What’s more, that feeling of getting back into an old footy game that you loved, playing a few matches and being unable to resist firing up a season or multiple seasons and diving full-length into it again, even if it involves repeating some of the same beats – recalling your old tactics, buying and selling some of the same players – is a great thing. It’s distinct and separate from tinkering with some of the mid-table stuff from the past, interesting as that can be, because while you might play, say, The F.A. Premier League STARS for a period sufficient to see how it all works and whether you can get good at it, you already know all of that going back to a Pro Evo (or even Puma World Football) and yet still feel compelled to play for hours, days and weeks.
I also now have more of an understanding of the section of Championship Manager fans who dismiss the latest versions of the series (now called Football Manager) to be far too complex and time-consuming, instead rallying around an older version (generally the 01-02 edition appears to be considered the pinnacle). This sizeable hardcore replay the game over and over again, sometimes signing the same great players, sometimes setting themselves contrived challenges, discussing results and sharing stories via Twitter.

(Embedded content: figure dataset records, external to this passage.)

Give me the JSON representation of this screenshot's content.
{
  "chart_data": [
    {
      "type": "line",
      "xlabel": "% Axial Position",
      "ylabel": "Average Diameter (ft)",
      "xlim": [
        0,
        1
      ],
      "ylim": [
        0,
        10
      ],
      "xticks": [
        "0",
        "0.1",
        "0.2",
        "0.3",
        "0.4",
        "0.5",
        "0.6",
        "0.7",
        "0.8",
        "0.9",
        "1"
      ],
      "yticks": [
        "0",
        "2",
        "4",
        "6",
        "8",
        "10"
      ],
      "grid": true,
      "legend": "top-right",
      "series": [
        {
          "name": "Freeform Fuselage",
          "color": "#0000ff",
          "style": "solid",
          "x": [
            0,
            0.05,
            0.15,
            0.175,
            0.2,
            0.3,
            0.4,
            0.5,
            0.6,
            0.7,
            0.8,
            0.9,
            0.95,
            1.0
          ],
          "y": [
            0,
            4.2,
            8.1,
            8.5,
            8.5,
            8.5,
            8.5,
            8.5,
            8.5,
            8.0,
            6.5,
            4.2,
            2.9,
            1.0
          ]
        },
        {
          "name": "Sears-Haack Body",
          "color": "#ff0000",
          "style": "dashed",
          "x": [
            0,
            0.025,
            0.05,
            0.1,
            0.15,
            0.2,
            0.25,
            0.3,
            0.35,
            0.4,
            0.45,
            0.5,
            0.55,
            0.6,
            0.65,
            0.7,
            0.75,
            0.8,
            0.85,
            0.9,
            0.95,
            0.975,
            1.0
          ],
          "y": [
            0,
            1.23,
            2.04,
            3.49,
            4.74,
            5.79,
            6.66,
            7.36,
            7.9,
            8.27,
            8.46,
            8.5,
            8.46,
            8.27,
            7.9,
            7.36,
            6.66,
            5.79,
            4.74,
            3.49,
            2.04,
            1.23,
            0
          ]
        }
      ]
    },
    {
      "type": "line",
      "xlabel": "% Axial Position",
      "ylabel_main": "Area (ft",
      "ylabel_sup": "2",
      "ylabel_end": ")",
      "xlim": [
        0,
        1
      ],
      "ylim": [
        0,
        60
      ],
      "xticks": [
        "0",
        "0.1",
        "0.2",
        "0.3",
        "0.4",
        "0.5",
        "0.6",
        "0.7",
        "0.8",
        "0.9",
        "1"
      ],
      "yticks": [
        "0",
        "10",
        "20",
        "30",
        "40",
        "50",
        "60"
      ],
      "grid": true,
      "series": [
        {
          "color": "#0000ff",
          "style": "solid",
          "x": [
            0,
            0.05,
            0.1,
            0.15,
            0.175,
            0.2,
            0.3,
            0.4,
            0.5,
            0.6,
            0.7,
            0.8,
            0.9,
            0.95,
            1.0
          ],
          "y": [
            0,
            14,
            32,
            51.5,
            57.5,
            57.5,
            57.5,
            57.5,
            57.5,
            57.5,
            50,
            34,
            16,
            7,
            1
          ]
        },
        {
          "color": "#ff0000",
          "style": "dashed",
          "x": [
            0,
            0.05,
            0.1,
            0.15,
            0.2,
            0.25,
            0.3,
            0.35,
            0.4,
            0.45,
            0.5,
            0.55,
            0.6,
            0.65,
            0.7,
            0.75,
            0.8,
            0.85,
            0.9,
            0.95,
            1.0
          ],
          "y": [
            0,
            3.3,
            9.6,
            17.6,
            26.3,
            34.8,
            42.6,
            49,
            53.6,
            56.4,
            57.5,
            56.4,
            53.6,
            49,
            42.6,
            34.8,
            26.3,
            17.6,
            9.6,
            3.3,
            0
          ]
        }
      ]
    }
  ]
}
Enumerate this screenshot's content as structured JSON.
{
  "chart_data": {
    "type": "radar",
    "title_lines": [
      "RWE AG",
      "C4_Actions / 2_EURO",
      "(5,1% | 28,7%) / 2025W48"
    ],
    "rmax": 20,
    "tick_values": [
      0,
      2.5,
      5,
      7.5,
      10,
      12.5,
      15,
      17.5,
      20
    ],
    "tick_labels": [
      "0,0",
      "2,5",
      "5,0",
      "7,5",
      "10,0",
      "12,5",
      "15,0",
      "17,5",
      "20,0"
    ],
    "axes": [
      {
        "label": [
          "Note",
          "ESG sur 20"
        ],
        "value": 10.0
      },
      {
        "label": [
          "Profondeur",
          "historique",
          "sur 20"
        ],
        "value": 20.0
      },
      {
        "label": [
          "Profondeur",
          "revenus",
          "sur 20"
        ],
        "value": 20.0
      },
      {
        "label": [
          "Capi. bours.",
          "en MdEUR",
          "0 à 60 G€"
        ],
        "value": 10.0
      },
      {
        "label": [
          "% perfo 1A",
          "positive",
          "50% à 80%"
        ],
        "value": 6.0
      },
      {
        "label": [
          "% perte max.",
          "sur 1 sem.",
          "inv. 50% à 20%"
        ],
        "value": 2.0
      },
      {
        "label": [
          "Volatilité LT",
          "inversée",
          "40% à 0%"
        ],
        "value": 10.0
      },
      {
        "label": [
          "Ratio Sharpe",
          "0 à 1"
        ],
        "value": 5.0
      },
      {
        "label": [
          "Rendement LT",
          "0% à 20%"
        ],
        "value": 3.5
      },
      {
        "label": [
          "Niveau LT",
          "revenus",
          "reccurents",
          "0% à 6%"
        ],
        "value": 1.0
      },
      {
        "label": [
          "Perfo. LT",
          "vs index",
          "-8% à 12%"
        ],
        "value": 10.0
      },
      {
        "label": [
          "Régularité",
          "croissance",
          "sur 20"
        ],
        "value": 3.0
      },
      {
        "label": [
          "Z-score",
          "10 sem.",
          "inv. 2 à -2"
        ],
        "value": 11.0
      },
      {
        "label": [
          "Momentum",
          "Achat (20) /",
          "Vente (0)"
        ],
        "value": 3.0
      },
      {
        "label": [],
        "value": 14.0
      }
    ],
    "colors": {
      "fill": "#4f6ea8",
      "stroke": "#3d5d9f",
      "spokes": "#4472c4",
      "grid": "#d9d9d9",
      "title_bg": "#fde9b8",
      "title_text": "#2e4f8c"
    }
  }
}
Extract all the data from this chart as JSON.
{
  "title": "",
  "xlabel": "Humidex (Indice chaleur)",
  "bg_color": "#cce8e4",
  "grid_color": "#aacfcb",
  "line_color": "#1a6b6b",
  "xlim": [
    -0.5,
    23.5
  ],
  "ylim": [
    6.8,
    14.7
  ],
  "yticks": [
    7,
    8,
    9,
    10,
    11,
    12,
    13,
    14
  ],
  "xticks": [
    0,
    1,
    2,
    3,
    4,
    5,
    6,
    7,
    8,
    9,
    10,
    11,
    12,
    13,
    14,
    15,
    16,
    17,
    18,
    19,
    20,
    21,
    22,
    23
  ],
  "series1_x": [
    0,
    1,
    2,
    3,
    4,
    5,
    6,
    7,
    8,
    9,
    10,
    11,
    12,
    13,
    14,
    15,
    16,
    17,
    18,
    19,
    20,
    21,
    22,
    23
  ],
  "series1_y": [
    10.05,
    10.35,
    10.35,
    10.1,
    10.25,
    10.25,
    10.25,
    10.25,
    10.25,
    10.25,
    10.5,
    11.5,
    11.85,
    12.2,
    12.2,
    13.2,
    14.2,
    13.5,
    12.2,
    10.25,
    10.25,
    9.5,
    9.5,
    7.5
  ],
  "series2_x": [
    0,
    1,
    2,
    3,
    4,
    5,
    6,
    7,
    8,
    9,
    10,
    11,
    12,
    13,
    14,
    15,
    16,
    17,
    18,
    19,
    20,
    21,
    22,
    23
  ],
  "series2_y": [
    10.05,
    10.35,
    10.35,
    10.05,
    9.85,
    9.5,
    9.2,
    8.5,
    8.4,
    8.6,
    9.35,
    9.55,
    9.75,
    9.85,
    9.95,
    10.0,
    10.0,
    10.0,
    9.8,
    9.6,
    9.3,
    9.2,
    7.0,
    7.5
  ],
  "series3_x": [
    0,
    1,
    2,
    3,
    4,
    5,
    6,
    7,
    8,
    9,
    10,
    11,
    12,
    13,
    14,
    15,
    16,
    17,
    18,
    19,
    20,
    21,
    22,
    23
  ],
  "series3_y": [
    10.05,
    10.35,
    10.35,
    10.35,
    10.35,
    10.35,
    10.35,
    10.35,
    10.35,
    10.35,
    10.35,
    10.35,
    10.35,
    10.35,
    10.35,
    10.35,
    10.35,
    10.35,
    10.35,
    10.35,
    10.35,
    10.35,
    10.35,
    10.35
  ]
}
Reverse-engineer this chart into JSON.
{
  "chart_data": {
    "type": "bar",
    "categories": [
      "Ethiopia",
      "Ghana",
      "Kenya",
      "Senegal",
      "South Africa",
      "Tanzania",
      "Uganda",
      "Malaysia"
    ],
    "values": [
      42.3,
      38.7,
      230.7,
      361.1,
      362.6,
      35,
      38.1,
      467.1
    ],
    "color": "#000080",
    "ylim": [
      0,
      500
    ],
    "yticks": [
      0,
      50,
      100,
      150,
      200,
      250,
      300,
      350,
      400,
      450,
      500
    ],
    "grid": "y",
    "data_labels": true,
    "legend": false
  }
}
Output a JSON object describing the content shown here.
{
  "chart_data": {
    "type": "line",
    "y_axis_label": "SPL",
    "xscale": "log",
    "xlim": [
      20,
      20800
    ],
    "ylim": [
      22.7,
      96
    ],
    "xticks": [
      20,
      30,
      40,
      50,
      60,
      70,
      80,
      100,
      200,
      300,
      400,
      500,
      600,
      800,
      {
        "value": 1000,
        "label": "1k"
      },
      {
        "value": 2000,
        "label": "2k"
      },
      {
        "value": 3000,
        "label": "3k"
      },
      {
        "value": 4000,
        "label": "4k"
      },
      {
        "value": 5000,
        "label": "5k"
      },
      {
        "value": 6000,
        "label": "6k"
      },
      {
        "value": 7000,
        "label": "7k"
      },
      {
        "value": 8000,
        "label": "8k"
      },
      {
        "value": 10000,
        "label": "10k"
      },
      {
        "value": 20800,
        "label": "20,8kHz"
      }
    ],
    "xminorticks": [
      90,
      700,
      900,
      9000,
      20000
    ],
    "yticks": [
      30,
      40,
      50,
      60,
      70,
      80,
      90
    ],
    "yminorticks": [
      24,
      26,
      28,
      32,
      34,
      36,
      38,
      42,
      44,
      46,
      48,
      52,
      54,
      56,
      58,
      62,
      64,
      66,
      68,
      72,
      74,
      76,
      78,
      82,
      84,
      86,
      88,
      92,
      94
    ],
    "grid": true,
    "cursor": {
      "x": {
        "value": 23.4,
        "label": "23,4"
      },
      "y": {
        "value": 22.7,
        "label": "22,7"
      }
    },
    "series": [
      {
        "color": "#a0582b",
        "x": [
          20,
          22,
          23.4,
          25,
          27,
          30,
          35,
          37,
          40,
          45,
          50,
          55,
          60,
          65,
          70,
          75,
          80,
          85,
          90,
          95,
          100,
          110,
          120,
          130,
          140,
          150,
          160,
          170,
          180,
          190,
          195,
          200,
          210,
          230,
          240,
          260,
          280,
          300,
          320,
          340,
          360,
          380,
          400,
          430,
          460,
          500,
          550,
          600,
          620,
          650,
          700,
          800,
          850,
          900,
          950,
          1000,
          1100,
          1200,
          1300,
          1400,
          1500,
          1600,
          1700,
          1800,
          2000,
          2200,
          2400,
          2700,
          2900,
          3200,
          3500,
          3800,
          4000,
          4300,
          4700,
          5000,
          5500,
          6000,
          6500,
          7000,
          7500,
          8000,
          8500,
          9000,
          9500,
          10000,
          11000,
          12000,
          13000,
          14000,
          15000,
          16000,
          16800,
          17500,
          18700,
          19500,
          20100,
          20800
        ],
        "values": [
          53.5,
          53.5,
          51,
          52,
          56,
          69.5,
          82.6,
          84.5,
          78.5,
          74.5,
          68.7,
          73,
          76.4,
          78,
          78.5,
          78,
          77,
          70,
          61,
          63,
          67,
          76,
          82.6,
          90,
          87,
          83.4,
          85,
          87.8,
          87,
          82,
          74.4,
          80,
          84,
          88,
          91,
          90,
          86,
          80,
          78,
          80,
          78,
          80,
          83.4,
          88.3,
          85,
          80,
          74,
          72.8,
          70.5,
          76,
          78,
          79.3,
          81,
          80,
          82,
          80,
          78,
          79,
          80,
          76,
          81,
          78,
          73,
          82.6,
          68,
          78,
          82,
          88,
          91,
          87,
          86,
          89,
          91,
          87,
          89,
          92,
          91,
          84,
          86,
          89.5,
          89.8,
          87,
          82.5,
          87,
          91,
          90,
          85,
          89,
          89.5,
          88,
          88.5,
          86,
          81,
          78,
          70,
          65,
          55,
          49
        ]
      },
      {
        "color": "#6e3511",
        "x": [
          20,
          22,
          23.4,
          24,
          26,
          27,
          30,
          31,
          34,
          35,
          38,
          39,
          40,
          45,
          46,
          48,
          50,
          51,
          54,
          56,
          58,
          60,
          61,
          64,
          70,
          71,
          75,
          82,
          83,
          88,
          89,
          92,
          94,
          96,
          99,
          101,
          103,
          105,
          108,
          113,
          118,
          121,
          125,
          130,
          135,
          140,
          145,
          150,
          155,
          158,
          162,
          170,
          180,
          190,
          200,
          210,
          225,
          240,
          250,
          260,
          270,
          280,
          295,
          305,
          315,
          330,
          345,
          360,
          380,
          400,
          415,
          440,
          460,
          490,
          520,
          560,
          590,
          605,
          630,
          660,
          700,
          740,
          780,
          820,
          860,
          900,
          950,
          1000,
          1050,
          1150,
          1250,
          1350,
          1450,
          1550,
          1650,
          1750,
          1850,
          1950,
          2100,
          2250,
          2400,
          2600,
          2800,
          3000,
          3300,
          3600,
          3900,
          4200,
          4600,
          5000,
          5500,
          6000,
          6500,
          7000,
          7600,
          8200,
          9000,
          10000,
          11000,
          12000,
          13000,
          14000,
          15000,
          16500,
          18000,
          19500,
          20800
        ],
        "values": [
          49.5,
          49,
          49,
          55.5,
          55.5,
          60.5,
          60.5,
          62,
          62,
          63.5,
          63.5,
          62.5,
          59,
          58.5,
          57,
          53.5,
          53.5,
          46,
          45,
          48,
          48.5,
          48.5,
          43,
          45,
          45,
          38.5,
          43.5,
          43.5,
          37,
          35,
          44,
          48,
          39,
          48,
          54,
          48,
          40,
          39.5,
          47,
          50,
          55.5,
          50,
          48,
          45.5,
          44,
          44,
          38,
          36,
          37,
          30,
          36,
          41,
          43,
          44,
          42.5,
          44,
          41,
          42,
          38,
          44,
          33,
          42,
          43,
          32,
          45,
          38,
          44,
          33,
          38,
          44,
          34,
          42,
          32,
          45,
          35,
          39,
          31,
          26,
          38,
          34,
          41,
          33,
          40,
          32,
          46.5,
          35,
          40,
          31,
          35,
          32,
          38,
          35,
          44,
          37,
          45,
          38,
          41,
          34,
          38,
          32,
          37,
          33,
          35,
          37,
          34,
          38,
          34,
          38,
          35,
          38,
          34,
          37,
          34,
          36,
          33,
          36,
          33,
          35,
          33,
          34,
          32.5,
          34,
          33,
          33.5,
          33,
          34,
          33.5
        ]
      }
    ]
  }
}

My own experience of replaying an old version was unsatisfactory, in that I felt that my alternative version of history had already been written – perhaps my mistake was trying to do exactly the same thing with the same club and players, and when I had less success than before it sort of damaged my old memories.
The Pro Evolution Soccer 3 Master League is a different story though. Can it really be 15 years old? [Yes – a reader]. And so in acknowledging an unapologetic nostalgia for old-school Pro Evo, a series he first played at university, this 37 year-old man comes to realise he is not, as it turns out, any different from, or better than, those Amiga-owning Sensi lovers after all.